Naviguer dans ses notes

 

Dans ses notes sur les Mémoires d’Hadrien, Marguerite Yourcenar retrace quelques-unes des étapes par lesquelles elle en est venue, d’année en année, à élaborer cette œuvre majeure de son répertoire d’écrivain.

En lisant ces notes qui donnent une idée assez précise du chemin d’incertitude qu’il lui a fallu parcourir afin de mener à bien cet ouvrage, je me demandais, ces derniers jours, quel usage elle ferait, aujourd’hui, des nombreux outils d’écriture que nous offre l’informatique : quel emploi ferait-elle, par exemple, des tags, ces étiquettes numériques qui permettent de classer des documents et de faire des recherches dans ses notes, elle qui explique avoir accumulé, sur une période de plusieurs années, de 1924 à 1929, une documentation abondante et complexe ?

Projets, idées, courriers, souvenirs, journal, liens électroniques : un ensemble de notes classées ici, avec Tinderbox, en mode Outline.

Quel usage ferait-elle de certaines fonctionnalités numériques dont l’utilisation favorise des effets de perspective et de focalisation impossibles à obtenir au moyen d’outils manuscrits ? Je pense ici, en particulier, au fait de pouvoir relire les notes d’une période donnée à partir de mots-clés ou selon des méta-données mises au point par l’utilisateur lui-même.

Parmi les attributs système de Tinderbox, l’attribut Created classe les notes d’un fichier en fonction de leur date de création.

Si le processus de l’écriture romanesque m’est beaucoup moins familier que celui de l’écriture académique, néanmoins, l’élaboration d’une thèse de doctorat a achevé de me convaincre de l’utilité, voire de la nécessité, de certains de ces outils numériques. Parmi ceux-ci, il en est un que j’utilise depuis 2009 et dont je ne cesse de parler avec plaisir dans ce journal. Je veux parler de Tinderbox, cet outil de prise de notes auquel son concepteur, Mark Bernstein, consacre, ces derniers mois, plusieurs tutoriels, et dont je me suis régulièrement servi, durant la rédaction de ma thèse, notamment pour prendre des notes de lecture.

Un exemple de notes de lecture : à gauche, le titre des notes; à droite, le texte de chaque note avec ses attributs système et utilisateur.

Parmi les nombreuses fonctions qu’offre cet outil numérique hors du commun, il en est une — l’Attribute Browser, navigateur d’attributs en français —, qui présente, dans le cadre d’un travail d’écriture académique ou romanesque, un intérêt majeur : relire ses notes depuis un point de perspective analytique, comme si chaque note constituait une entrée de dictionnaire ou de catalogue.

Le navigateur d’attributs.
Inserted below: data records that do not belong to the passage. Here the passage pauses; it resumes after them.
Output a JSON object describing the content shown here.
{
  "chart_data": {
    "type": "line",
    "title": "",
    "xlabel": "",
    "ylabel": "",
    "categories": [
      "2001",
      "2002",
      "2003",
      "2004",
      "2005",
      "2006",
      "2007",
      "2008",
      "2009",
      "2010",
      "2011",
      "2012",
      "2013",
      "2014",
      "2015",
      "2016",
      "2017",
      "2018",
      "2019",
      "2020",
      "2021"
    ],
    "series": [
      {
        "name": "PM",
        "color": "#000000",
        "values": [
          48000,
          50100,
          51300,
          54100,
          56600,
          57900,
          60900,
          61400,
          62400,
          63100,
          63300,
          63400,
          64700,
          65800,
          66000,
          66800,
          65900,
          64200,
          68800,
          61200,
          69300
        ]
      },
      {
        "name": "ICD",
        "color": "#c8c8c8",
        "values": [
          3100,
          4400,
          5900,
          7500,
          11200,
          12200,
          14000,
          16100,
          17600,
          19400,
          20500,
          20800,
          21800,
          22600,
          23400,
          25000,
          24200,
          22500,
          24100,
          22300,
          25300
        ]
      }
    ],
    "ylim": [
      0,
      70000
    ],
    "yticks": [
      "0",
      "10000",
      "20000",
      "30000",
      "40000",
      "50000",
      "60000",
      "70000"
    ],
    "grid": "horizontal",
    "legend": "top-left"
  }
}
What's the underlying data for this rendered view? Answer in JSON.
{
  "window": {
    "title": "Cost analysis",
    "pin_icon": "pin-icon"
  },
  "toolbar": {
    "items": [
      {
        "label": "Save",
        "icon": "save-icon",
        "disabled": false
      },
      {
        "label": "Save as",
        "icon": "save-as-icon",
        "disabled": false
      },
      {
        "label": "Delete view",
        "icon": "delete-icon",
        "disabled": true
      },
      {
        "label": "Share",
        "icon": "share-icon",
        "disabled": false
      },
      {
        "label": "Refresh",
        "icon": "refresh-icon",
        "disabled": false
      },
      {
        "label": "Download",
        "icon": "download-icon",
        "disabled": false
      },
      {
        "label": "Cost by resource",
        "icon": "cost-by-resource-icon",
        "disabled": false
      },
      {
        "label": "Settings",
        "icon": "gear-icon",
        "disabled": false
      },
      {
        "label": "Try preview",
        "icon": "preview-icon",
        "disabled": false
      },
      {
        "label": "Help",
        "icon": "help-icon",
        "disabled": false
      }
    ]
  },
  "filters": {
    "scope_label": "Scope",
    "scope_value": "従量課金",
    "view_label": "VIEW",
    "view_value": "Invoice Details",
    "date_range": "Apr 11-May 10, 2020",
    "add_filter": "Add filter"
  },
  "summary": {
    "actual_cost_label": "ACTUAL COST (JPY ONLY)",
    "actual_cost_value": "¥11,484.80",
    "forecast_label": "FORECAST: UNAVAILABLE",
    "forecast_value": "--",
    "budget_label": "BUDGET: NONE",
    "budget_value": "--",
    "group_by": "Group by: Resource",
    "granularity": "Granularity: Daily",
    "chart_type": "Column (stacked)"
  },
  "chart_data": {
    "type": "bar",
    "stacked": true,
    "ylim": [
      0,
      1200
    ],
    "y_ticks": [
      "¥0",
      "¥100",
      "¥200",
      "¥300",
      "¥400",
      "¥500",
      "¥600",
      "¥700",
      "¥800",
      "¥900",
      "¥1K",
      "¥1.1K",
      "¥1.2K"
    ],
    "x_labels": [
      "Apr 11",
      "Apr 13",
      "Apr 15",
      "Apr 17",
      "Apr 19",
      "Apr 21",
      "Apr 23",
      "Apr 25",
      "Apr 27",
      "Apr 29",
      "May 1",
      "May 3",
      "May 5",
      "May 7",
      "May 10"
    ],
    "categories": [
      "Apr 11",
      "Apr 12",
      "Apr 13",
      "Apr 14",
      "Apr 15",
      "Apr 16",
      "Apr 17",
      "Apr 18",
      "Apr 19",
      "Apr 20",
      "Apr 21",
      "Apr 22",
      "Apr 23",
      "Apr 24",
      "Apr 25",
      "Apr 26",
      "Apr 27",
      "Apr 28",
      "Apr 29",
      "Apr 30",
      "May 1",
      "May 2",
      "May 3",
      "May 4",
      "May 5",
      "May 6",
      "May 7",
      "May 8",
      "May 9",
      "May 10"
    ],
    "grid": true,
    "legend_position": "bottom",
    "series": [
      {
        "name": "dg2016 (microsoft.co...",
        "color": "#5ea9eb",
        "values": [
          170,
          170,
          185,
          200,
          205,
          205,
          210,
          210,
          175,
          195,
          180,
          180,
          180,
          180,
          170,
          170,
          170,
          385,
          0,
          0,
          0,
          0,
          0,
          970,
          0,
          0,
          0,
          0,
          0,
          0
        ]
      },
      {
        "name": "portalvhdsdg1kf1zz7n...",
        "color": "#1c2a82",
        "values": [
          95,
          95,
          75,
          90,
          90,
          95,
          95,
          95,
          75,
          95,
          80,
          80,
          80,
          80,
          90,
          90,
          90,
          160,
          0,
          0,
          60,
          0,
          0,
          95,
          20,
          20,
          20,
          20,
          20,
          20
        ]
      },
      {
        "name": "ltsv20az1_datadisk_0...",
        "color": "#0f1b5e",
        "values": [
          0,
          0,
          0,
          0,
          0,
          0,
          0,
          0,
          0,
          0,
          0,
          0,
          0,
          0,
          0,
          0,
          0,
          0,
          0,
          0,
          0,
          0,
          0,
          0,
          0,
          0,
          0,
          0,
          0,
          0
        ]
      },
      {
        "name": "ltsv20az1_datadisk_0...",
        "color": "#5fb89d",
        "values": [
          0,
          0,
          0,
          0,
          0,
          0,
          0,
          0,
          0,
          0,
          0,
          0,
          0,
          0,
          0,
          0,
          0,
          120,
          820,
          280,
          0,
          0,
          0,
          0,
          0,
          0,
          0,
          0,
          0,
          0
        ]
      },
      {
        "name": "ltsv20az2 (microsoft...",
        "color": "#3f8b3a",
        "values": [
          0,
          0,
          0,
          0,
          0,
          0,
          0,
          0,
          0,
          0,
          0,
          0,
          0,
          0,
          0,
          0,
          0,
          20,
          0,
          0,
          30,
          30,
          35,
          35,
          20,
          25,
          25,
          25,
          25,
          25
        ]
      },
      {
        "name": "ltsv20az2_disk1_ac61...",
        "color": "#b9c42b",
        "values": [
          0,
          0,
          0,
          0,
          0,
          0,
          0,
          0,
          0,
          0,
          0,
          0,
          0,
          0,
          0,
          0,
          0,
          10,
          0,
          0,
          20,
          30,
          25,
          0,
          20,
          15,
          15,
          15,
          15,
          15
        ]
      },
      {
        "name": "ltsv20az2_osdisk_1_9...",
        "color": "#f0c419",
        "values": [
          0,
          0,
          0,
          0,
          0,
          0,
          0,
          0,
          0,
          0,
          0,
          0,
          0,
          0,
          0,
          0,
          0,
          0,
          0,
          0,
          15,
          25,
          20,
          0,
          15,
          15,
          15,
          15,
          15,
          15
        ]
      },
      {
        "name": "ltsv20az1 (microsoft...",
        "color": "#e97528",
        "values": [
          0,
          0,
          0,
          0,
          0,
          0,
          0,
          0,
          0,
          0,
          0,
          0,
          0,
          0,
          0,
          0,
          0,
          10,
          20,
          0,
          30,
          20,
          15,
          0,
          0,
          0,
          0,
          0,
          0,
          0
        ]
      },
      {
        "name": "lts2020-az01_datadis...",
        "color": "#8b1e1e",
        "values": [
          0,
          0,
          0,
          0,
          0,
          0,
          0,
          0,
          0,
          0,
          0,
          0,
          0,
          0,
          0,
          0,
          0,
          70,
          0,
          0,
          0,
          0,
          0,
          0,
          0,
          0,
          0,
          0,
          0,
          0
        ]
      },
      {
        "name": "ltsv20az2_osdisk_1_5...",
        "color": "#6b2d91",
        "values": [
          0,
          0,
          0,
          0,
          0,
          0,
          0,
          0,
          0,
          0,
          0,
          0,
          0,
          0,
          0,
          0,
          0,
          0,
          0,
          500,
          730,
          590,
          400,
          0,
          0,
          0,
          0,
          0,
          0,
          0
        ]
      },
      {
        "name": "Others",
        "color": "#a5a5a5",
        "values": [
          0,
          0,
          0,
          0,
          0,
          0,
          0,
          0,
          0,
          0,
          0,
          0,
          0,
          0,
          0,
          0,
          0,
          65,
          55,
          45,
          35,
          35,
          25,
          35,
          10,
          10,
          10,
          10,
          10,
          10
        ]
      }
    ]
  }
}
À gauche, une liste d’attributs utilisateur : nom, type, projet, champ.

Cet outil, dont de nombreux usagers du forum Tinderbox se font régulièrement l’écho, possède en particulier l’avantage, si l’on est un peu familiarisé avec cette méthode de travail, de favoriser une réflexion de type associatif. Le navigateur d’attributs présente en effet de nombreuses similitudes avec une boîte à fiches physique conçue autour d’un système de classement par onglets : il est possible, par exemple, de parcourir ses étiquettes et ses notes du même pas et d’associer ainsi librement à partir de petites portions de textes auxquelles chaque étiquette donne un accès focalisé. Si ma note comporte plusieurs étiquettes, je pourrai, de ce fait, la relire depuis plusieurs points de focalisation, un peu comme si, contemplant un paysage depuis des points de perspective successifs, j’en saisissais très finement différents détails, imperceptibles autrement.

En mode Map : en haut, à gauche, le prototype que j’utilise pour toutes mes notes; en bas, à gauche, le container qui regroupe l’ensemble de mes notes; en bas, à droite, un agent chargé de rassembler chaque note dont l’attribut utilisateur “type” comporte la mention “en cours”.

Tinderbox est un outil d’une grande polyvalence et la fonction que je décris ici — relire ses notes dans l’Attribute Browser — ne représente qu’une petite partie, certes significative, d’un logiciel dédié à l’écriture vraiment exceptionnel.